Watch your thoughts
You’re sitting at work with a mountain of files. One task on your to-do list involves the oldest, most frustrating and complicated file, and you know that you need to get something done on it but it’s just so hard to turn your attention to it.
Does this sound familiar?
When I started paying more attention to what I was thinking and feeling throughout a work day, it was easy to notice some patterns. Obviously, certain things are easier to get done in a day: interesting research you know you can do well, corresponding with lawyers you like and respect, giving advice to clients that feels useful and appreciated, collaborating on a project with your nerdiest work friends, etc.
But I also realized that the hard tasks, the ones that felt like pulling my own teeth to focus on, were hindered not just by the difficulty of the files themselves but what I was telling myself was going to happen once I started working on them. I’d be ahead of myself, imagining what people’s reactions would be to my work and what those reactions meant about me, or I’d start questioning my abilities to do the work itself. When I would catch myself midway through another article on disneytouristblog.com (I know I know), I came to see that my poor subconscious was just trying to shield me from bad outcomes I was already feeling before anything bad had happened. I had been thinking something negative, I started to feel bad, and I sought comfort through avoidance. The result? The horrible files would be punted to tomorrow’s to-do list again and again, leaving me feeling just a bit worse every time I thought about them.

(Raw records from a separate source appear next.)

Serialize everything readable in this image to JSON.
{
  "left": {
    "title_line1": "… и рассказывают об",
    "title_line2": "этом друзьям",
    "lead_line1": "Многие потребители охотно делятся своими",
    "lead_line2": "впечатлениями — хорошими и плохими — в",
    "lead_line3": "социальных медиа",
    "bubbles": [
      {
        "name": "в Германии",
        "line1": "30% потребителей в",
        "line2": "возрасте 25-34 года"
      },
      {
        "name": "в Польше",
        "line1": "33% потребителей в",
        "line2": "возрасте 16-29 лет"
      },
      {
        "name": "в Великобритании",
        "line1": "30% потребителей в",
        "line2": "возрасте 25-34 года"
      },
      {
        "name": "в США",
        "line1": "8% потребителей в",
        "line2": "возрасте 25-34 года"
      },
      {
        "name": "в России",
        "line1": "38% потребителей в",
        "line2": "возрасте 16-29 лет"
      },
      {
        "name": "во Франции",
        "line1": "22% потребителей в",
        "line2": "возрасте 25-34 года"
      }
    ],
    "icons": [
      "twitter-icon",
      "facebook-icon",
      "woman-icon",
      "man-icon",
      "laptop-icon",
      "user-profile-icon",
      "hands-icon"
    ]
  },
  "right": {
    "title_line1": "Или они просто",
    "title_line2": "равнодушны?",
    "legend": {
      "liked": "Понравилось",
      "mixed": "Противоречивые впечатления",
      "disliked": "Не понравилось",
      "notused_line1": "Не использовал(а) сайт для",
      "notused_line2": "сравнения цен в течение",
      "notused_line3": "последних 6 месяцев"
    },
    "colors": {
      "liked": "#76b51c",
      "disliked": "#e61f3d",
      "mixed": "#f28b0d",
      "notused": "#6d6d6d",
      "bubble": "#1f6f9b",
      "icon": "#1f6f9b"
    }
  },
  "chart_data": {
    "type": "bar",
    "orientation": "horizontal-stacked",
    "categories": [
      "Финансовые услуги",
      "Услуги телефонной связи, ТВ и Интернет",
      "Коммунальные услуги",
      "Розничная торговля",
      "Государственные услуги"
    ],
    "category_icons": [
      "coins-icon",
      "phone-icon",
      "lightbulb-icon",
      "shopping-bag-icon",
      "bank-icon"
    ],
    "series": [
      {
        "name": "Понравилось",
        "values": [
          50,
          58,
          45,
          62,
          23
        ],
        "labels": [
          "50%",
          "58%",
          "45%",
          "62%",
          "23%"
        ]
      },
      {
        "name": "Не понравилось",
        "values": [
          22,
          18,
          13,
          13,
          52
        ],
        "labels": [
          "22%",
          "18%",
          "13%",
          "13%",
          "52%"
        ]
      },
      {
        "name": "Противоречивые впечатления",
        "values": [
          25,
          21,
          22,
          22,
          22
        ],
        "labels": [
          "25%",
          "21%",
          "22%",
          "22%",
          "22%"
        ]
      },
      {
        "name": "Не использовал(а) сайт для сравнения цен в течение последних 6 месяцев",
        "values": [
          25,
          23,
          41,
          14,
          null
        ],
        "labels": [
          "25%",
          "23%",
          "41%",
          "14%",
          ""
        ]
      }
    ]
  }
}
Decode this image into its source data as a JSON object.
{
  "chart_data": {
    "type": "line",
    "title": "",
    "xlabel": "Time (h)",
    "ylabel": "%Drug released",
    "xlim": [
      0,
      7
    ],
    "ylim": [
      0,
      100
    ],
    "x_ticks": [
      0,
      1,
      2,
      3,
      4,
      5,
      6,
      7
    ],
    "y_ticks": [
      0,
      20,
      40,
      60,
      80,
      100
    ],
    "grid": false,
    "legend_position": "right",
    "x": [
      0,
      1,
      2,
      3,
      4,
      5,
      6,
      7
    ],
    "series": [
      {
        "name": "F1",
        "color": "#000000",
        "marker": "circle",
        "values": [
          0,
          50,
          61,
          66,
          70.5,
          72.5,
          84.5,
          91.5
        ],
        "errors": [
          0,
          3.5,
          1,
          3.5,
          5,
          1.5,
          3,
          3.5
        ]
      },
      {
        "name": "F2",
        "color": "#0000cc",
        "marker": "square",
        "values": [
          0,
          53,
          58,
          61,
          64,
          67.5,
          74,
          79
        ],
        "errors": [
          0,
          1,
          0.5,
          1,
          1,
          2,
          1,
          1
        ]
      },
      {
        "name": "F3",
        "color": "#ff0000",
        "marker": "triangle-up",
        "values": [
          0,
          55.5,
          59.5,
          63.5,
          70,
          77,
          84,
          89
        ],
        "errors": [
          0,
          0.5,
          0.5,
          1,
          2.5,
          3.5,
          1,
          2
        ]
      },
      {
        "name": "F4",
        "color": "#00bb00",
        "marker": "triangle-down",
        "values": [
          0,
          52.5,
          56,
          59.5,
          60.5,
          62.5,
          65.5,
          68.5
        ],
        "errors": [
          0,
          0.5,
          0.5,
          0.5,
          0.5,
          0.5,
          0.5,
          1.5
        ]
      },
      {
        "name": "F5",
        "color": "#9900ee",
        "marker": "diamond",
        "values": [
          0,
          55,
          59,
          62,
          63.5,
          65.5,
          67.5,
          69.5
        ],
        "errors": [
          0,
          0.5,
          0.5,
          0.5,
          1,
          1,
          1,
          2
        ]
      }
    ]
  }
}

When I learned to investigate what I was telling myself about a situation before it started, I realized that it was my thoughts and not the situation that were causing me to delay working on those projects. My thoughts like “I can’t make sense of all of these records” were actually stopping me from doing things like trying to make sense of all those records. How silly, right? But just like the annoying truth that exercise generally helps me feel better and scrolling the internet during work hours doesn’t actually leave me feeling good, I had to stop and acknowledge the bad feelings before I could move forward in a better way. I realized that I’m not going to see myself consistently doing the things that I intend to do until I assess what I am thinking about those things:
thoughts
lead to feelings,
which lead to action or inaction.
To see if this is true for you, I suggest you try this:
Think of a task at work that you have been meaning to get to but keep putting off. Making a call, sending an email, drafting a document, etc.
Picture yourself at your work in a moment where you’re deciding what to do next, and think of doing this task.
Make a list of all of thoughts that come to your mind in this situation. (“I really don’t want to.” “This is meaningless.” “I don’t know what I’m doing.” “This is going to keep going forever.” “I’d rather eat my big toe.”) Pick the one that feels the strongest.
Stop and ask yourself how you feel. What sensations come up in your body? Can you identify any emotion that you feel?
What happens next? What do you do and not do in response to this feeling?
I’m going to guess it’s not the outcome that you want. But can you be surprised? We are logical beings in our own illogical ways, and we’re not going to keep doing things that feel bad.
Now instead, try this:
Imagine that you’re back at your desk, and you’re well underway into this undesirable task. You’re doing it, it’s going well. You’ve taken the step that you had been avoiding for a long time.
How do you feel? Really take a moment and picture yourself. What feelings do you notice in your body, and where? What name would you assign to how it feels to do this work? How does this compare with how you felt in the last scenario?
Going backwards still, ask: What thought could I just have had that would lead to feeling this way? What thought came just before that feeling? That’s the thought to hold onto. Make sure it is one that you can believe, because your body knows a lie. So maybe rather than “This will be the smartest sounding email anyone has ever read!”, pick something closer to “I know enough to convey this information well” (or whatever you can believe).
This model for tracking thoughts and feelings can be used for any situation where your actions are not lining up with what you want. With these tools, you can face a situation and consciously think something that is helpful and conducive to getting you where you want to be. Swap the good thought for the stressful one, and you may just get outcomes beyond what you had expected… including that ominous to-do list.